Federal Soruşturma Bürosu (FBI), Hazine Bakanlığı ve Mali Suçları Uygulama Ağı (FinCEN) geçtiğimiz günlerde ortak bir rapor yayınladı. Siber Güvenlik Danışmanlığı (CSA) Şirket verilerini çaldığı ve kamuya açıklanmamak için fidye talep ettiği bilinen yeni ortaya çıkan bir kuruluş olan Karakurt veri gasp grubuna odaklanıyor. Grup, güvenlik açıklarından ve zayıf şifrelemeden yararlanarak fidye yazılımlarının yeni yüzü haline geldi.
Peki, bu hem küçük hem de büyük işletmeler için ne anlama geliyor?
Karakurt aktörleri uzun süredir savunma ve hafifletme için önemli zorluklar yaratan çeşitli taktikler, teknikler ve prosedürler (TTP’ler) ile uğraşmaktadır. Karakurt’un hedefleri verilerinin ve dosyalarının ele geçirildiğini bildirmezken, Bitcoin’de 25.000 ila 13 milyon dolar arasında değişen fidye taleplerine kurban gittiklerini bildirdiler.
Veri Şifre Çözmeye Doğru Hareket
Karakurt, fidye yazılımının zayıf şifrelemeden yararlanan yeni yüzü. Tarihsel olarak, fidye yazılımı, orijinal verilerin şifresini çözmediği için verileri korumak için kullanılan şifrelemeyi umursamadı. Bunun yerine, mevcut şifrelenmiş verileri alıp kurban için kullanılamaz hale getirdi. Sonunda, kuruluşlar uygun yedeklemeler yapmaya başladılar ve bu nedenle istenen fidyeyi ödemeyi bıraktılar. Sonuç olarak, fidye yazılımı varlıkları oyunlarını yükseltti ve verilerin şifresini çözmeye başladı.
Bu suçluların verilerin şifresini çözmesi neden bu kadar kolay? Cevap, tüm kayıtları şifrelemek ve anahtarı korumasız bir ortamda saklamak için tek bir anahtarın kullanılmasıdır. Saldırganın tek yapması gereken anahtarı bulması ve organizasyonun tüm verilerine erişmesidir.
Kuruluşlar bu riski nasıl azaltabilir? Çözümlerden biri OTP’dir (tek seferlik ped), çünkü sınıflandırılmış verileri güvende tutmak gereklidir ve kolayca uyarlanabilir. OTP’ler için büyük bir avantaj, yalnızca son derece güvenli olmaları değil, kuruluşların daha geniş kimlik doğrulama stratejilerine entegre etmeleri için inanılmaz derecede kolay olmalarıdır.
OTP ve Ötesi
OTP’ler dijital bilgi işlemden önce doğmuş olabilir, ancak rakipsiz bir şifreleme standardını temsil etmeye devam ediyorlar.
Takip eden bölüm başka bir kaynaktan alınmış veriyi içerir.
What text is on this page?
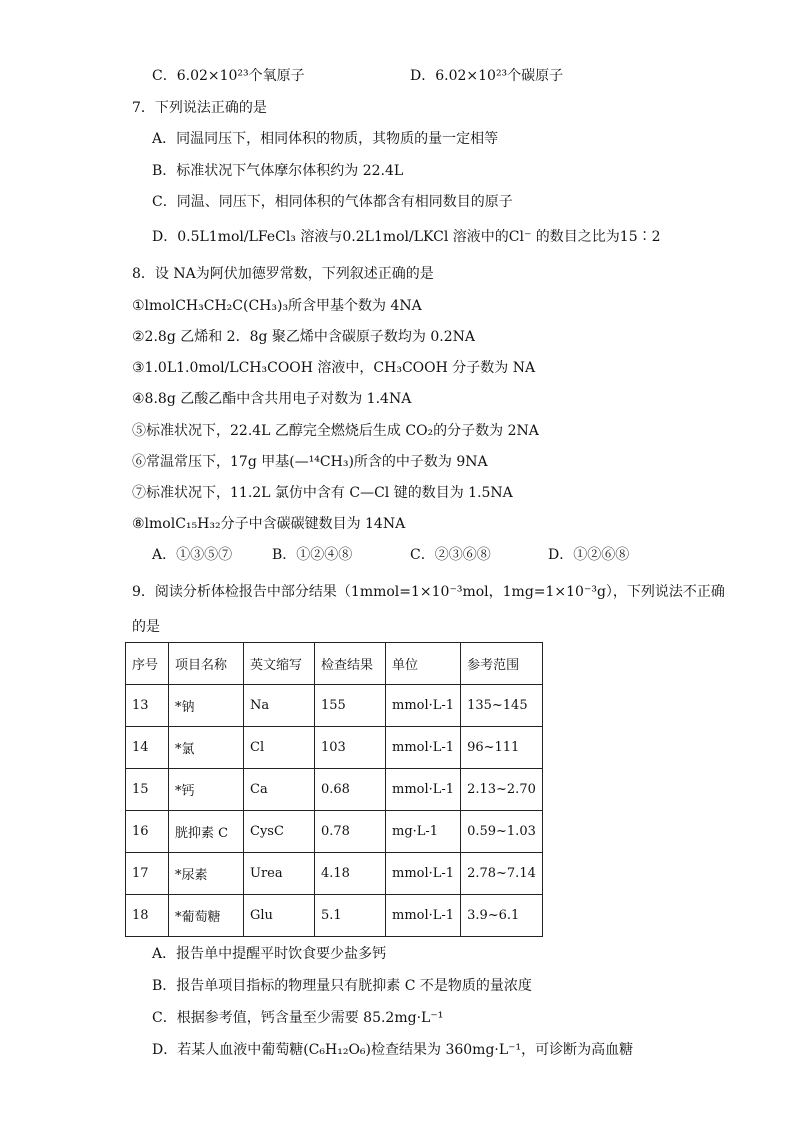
C．6.02×10²³个氧原子	D．6.02×10²³个碳原子
7．下列说法正确的是
A．同温同压下，相同体积的物质，其物质的量一定相等
B．标准状况下气体摩尔体积约为 22.4L
C．同温、同压下，相同体积的气体都含有相同数目的原子
D．0.5L1mol/LFeCl₃ 溶液与0.2L1mol/LKCl 溶液中的Cl⁻ 的数目之比为15∶2
8．设 NA为阿伏加德罗常数，下列叙述正确的是
①lmolCH₃CH₂C(CH₃)₃所含甲基个数为 4NA
②2.8g 乙烯和 2．8g 聚乙烯中含碳原子数均为 0.2NA
③1.0L1.0mol/LCH₃COOH 溶液中，CH₃COOH 分子数为 NA
④8.8g 乙酸乙酯中含共用电子对数为 1.4NA
⑤标准状况下，22.4L 乙醇完全燃烧后生成 CO₂的分子数为 2NA
⑥常温常压下，17g 甲基(—¹⁴CH₃)所含的中子数为 9NA
⑦标准状况下，11.2L 氯仿中含有 C—Cl 键的数目为 1.5NA
⑧lmolC₁₅H₃₂分子中含碳碳键数目为 14NA
A．①③⑤⑦	B．①②④⑧	C．②③⑥⑧	D．①②⑥⑧
9．阅读分析体检报告中部分结果（1mmol=1×10⁻³mol，1mg=1×10⁻³g），下列说法不正确
的是
序号	项目名称	英文缩写	检查结果	单位	参考范围
13	*钠	Na	155	mmol·L-1	135~145
14	*氯	Cl	103	mmol·L-1	96~111
15	*钙	Ca	0.68	mmol·L-1	2.13~2.70
16	胱抑素 C	CysC	0.78	mg·L-1	0.59~1.03
17	*尿素	Urea	4.18	mmol·L-1	2.78~7.14
18	*葡萄糖	Glu	5.1	mmol·L-1	3.9~6.1
A．报告单中提醒平时饮食要少盐多钙
B．报告单项目指标的物理量只有胱抑素 C 不是物质的量浓度
C．根据参考值，钙含量至少需要 85.2mg·L⁻¹
D．若某人血液中葡萄糖(C₆H₁₂O₆)检查结果为 360mg·L⁻¹，可诊断为高血糖
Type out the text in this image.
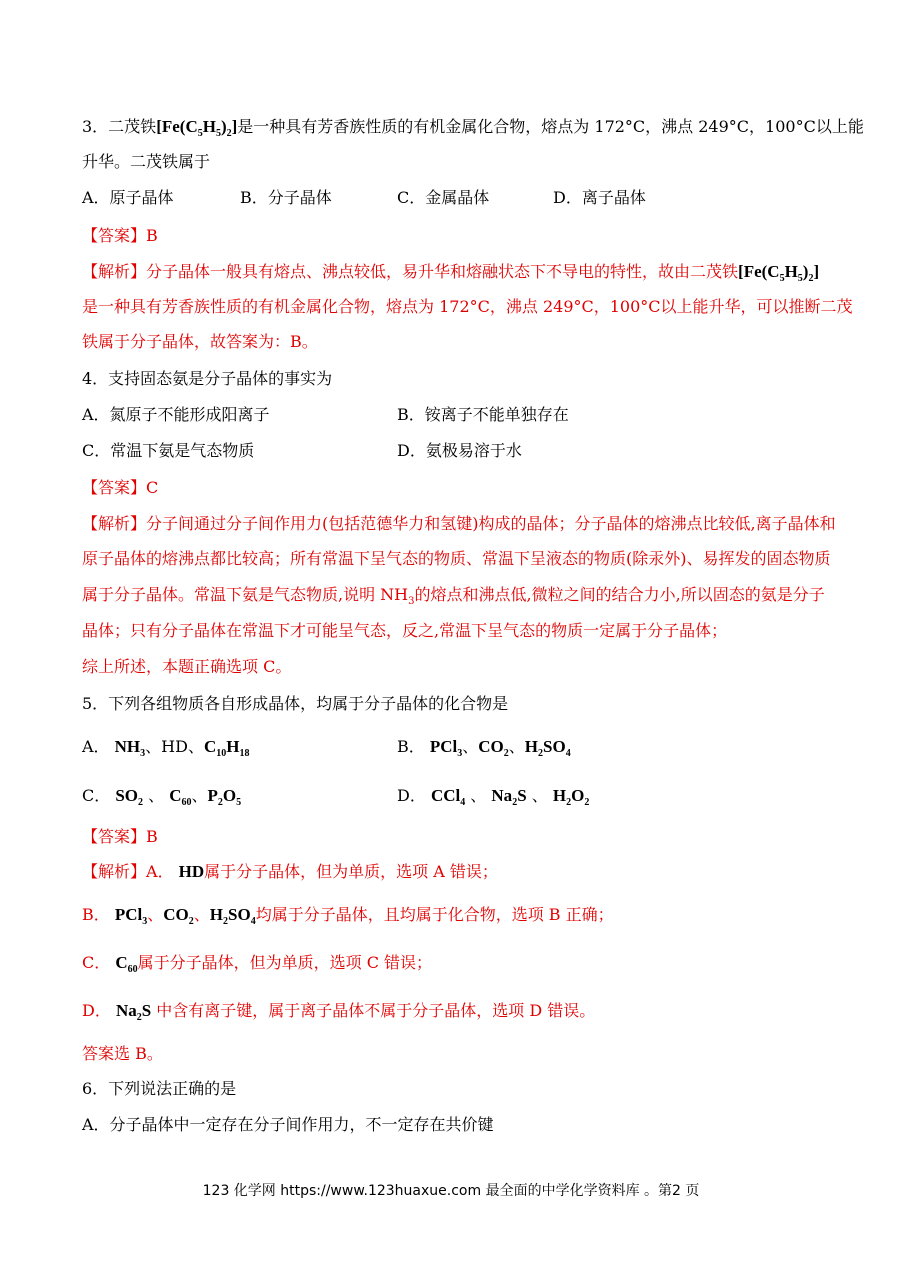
3．二茂铁$[Fe(C_5H_5)_2]$是一种具有芳香族性质的有机金属化合物，熔点为 172°C，沸点 249°C，100°C以上能
升华。二茂铁属于
A．原子晶体	B．分子晶体	C．金属晶体	D．离子晶体
【答案】B
【解析】分子晶体一般具有熔点、沸点较低，易升华和熔融状态下不导电的特性，故由二茂铁$[Fe(C_5H_5)_2]$
是一种具有芳香族性质的有机金属化合物，熔点为 172°C，沸点 249°C，100°C以上能升华，可以推断二茂
铁属于分子晶体，故答案为：B。
4．支持固态氨是分子晶体的事实为
A．氮原子不能形成阳离子	B．铵离子不能单独存在
C．常温下氨是气态物质	D．氨极易溶于水
【答案】C
【解析】分子间通过分子间作用力(包括范德华力和氢键)构成的晶体；分子晶体的熔沸点比较低,离子晶体和
原子晶体的熔沸点都比较高；所有常温下呈气态的物质、常温下呈液态的物质(除汞外)、易挥发的固态物质
属于分子晶体。常温下氨是气态物质,说明 $NH_3$的熔点和沸点低,微粒之间的结合力小,所以固态的氨是分子
晶体；只有分子晶体在常温下才可能呈气态，反之,常温下呈气态的物质一定属于分子晶体；
综上所述，本题正确选项 C。
5．下列各组物质各自形成晶体，均属于分子晶体的化合物是
A． $NH_3$、HD、$C_{10}H_{18}$	B． PCl$_3$、$CO_2$、$H_2SO_4$
C． $SO_2$ 、 $C_{60}$、$P_2O_5$	D． CCl$_4$ 、 $Na_2S$ 、 $H_2O_2$
【答案】B
【解析】A． HD属于分子晶体，但为单质，选项 A 错误；
B． PCl$_3$、$CO_2$、$H_2SO_4$均属于分子晶体，且均属于化合物，选项 B 正确；
C． $C_{60}$属于分子晶体，但为单质，选项 C 错误；
D． $Na_2S$ 中含有离子键，属于离子晶体不属于分子晶体，选项 D 错误。
答案选 B。
6．下列说法正确的是
A．分子晶体中一定存在分子间作用力，不一定存在共价键
123 化学网 https://www.123huaxue.com 最全面的中学化学资料库 。第2 页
OTP’ler, rastgele üretim tarafından özel bir anahtarın kullanıldığı ve ihlallere erişimin önlenmesine önemli ölçüde yardımcı olan bir sistem içerir. Anahtar, verileri güvenli bir şekilde şifrelemek için yalnızca bir kez kullanılır ve alıcı tarafından karşılık gelen tek seferlik bir ped ve anahtar kullanılarak şifresi çözülür. Karakurt gibi bir saldırgan veya suç grubu, geçerli bir oturum açma kimlik bilgileri seti elde etse bile, sistemi ihlal edemezdi.
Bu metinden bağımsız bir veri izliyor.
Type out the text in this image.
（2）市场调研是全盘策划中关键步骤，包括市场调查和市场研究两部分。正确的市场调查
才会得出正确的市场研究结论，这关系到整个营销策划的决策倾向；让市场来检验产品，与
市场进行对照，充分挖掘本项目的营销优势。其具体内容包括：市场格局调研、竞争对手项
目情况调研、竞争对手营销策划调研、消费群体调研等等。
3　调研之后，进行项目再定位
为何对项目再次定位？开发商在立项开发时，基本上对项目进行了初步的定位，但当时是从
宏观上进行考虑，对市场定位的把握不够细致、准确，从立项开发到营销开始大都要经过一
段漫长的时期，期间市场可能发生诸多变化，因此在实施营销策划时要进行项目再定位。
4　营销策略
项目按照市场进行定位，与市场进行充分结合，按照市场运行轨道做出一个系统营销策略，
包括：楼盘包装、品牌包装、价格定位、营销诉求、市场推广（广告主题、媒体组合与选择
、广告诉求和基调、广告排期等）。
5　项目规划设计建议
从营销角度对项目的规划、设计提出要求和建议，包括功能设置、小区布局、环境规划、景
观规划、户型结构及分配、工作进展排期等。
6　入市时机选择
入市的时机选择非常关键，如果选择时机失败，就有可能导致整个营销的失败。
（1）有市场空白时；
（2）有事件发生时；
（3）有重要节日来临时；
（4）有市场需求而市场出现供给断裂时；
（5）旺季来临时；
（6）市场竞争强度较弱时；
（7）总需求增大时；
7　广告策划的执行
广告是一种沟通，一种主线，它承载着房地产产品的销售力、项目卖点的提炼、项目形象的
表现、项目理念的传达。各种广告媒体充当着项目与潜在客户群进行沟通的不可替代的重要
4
OTP’nin ötesinde ve Karakurt’un TTP’lerini incelerken, kuruluşların mevcut şifreleme politikalarını ve kullanılan teknolojileri gözden geçirmeleri ve ayrıca istismar edilecek açık güvenlik açıkları olmadığından emin olmaları hayati önem taşır. Ayrıca, daha yeni kuantum dirençli yaklaşımların uygulanması, potansiyel kısa ve uzun vadeli zararı azaltacaktır. Şimdi bu proaktif adımları atma zamanı. Kuantum bilgisayarlar, Karakurt’un bilindiği gibi kriptografik anahtarları deşifre edebilir ve tehditler oluşturabilir.
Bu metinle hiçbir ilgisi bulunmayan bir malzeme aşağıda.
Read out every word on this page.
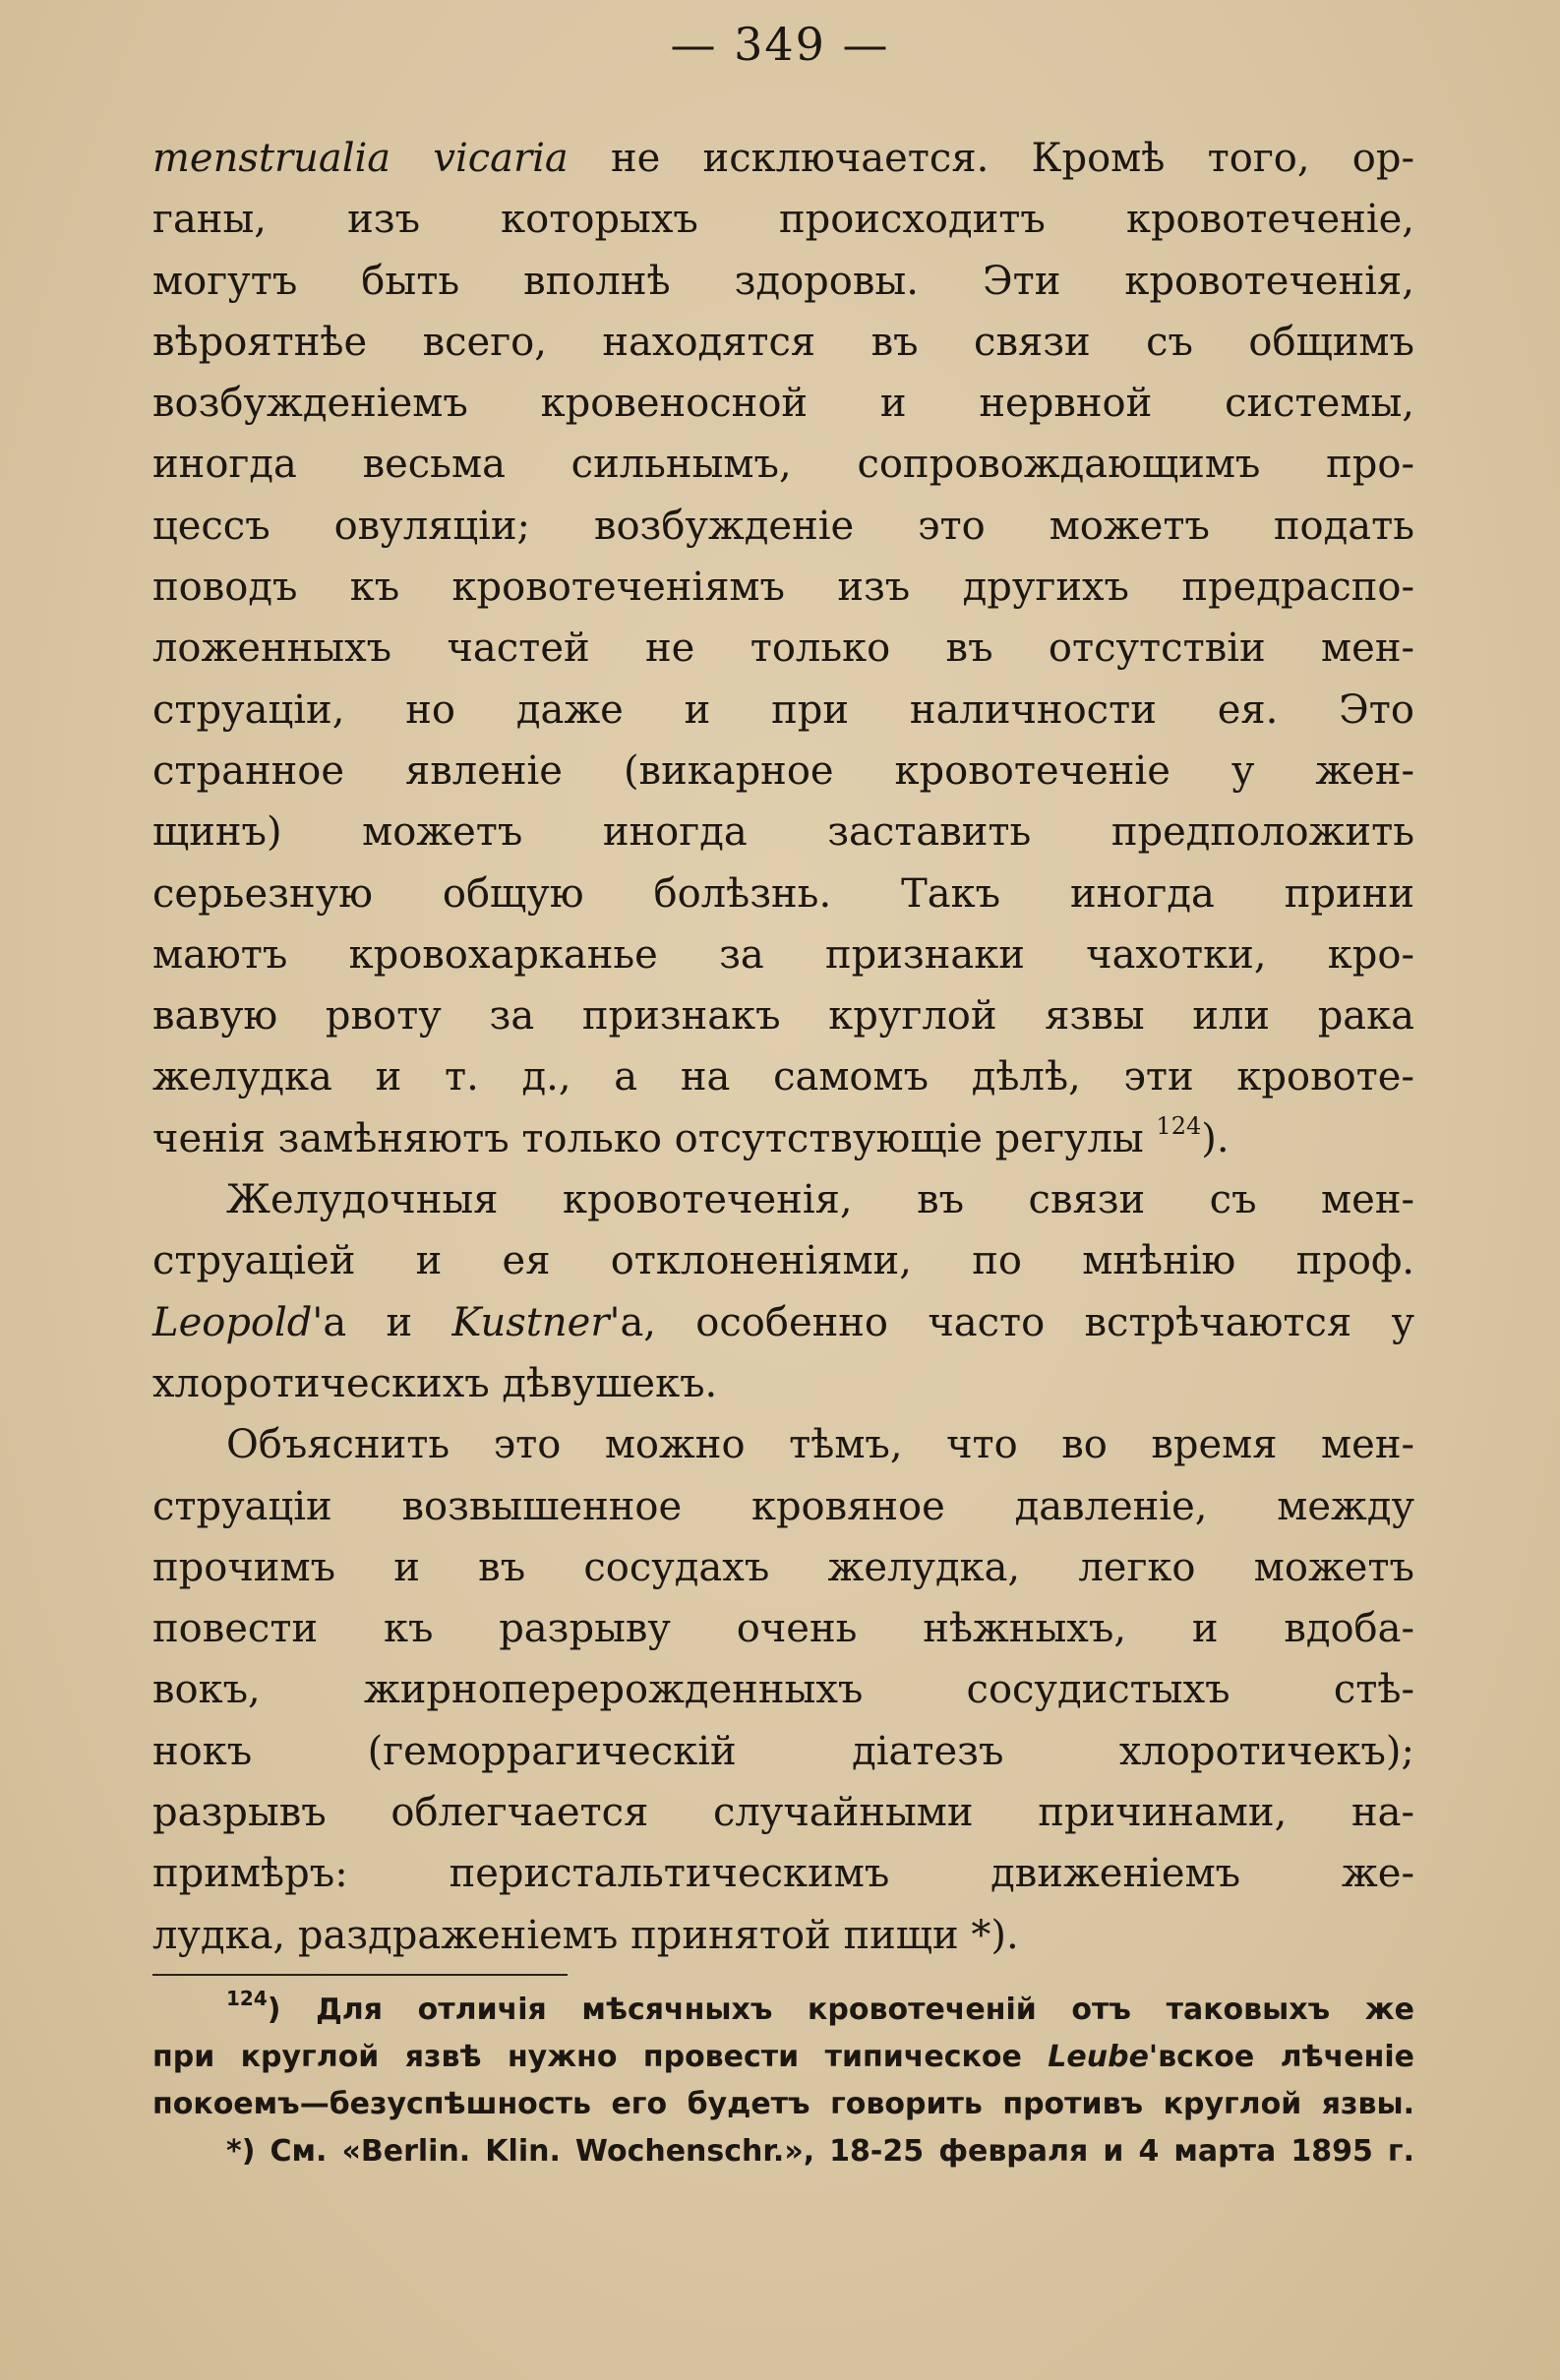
— 349 —
menstrualia vicaria не исключается. Кромѣ того, ор-
ганы, изъ которыхъ происходитъ кровотеченіе,
могутъ быть вполнѣ здоровы. Эти кровотеченія,
вѣроятнѣе всего, находятся въ связи съ общимъ
возбужденіемъ кровеносной и нервной системы,
иногда весьма сильнымъ, сопровождающимъ про-
цессъ овуляціи; возбужденіе это можетъ подать
поводъ къ кровотеченіямъ изъ другихъ предраспо-
ложенныхъ частей не только въ отсутствіи мен-
струаціи, но даже и при наличности ея. Это
странное явленіе (викарное кровотеченіе у жен-
щинъ) можетъ иногда заставить предположить
серьезную общую болѣзнь. Такъ иногда прини
маютъ кровохарканье за признаки чахотки, кро-
вавую рвоту за признакъ круглой язвы или рака
желудка и т. д., а на самомъ дѣлѣ, эти кровоте-
ченія замѣняютъ только отсутствующіе регулы $^{124}$).
Желудочныя кровотеченія, въ связи съ мен-
струаціей и ея отклоненіями, по мнѣнію проф.
Leopold'а и Kustner'а, особенно часто встрѣчаются у
хлоротическихъ дѣвушекъ.
Объяснить это можно тѣмъ, что во время мен-
струаціи возвышенное кровяное давленіе, между
прочимъ и въ сосудахъ желудка, легко можетъ
повести къ разрыву очень нѣжныхъ, и вдоба-
вокъ, жирноперерожденныхъ сосудистыхъ стѣ-
нокъ (геморрагическій діатезъ хлоротичекъ);
разрывъ облегчается случайными причинами, на-
примѣръ: перистальтическимъ движеніемъ же-
лудка, раздраженіемъ принятой пищи *).
$^{124}$) Для отличія мѣсячныхъ кровотеченій отъ таковыхъ же
при круглой язвѣ нужно провести типическое Leube'вское лѣченіе
покоемъ—безуспѣшность его будетъ говорить противъ круглой язвы.
*) См. «Berlin. Klin. Wochenschr.», 18-25 февраля и 4 марта 1895 г.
Siber suçlular giderek daha yaratıcı hale geliyor ve kuruluşların en değerli varlıkları olan verilerini korumak için en iyisini yapacak önlemlere hazırlıklı olmaları gerekiyor. Kuruluşların şu anda yürürlükte olan güvenlik önlemlerini gözden geçirmesinin ve buna göre hareket etmesinin zamanı geldi. Yeterli önlemler alındığında, siber saldırılarla ilgili sorun, kontrol ve hasarı en aza indirme konusunda endişelenmek yerine saldırıları tespit etme yeteneği haline gelecektir.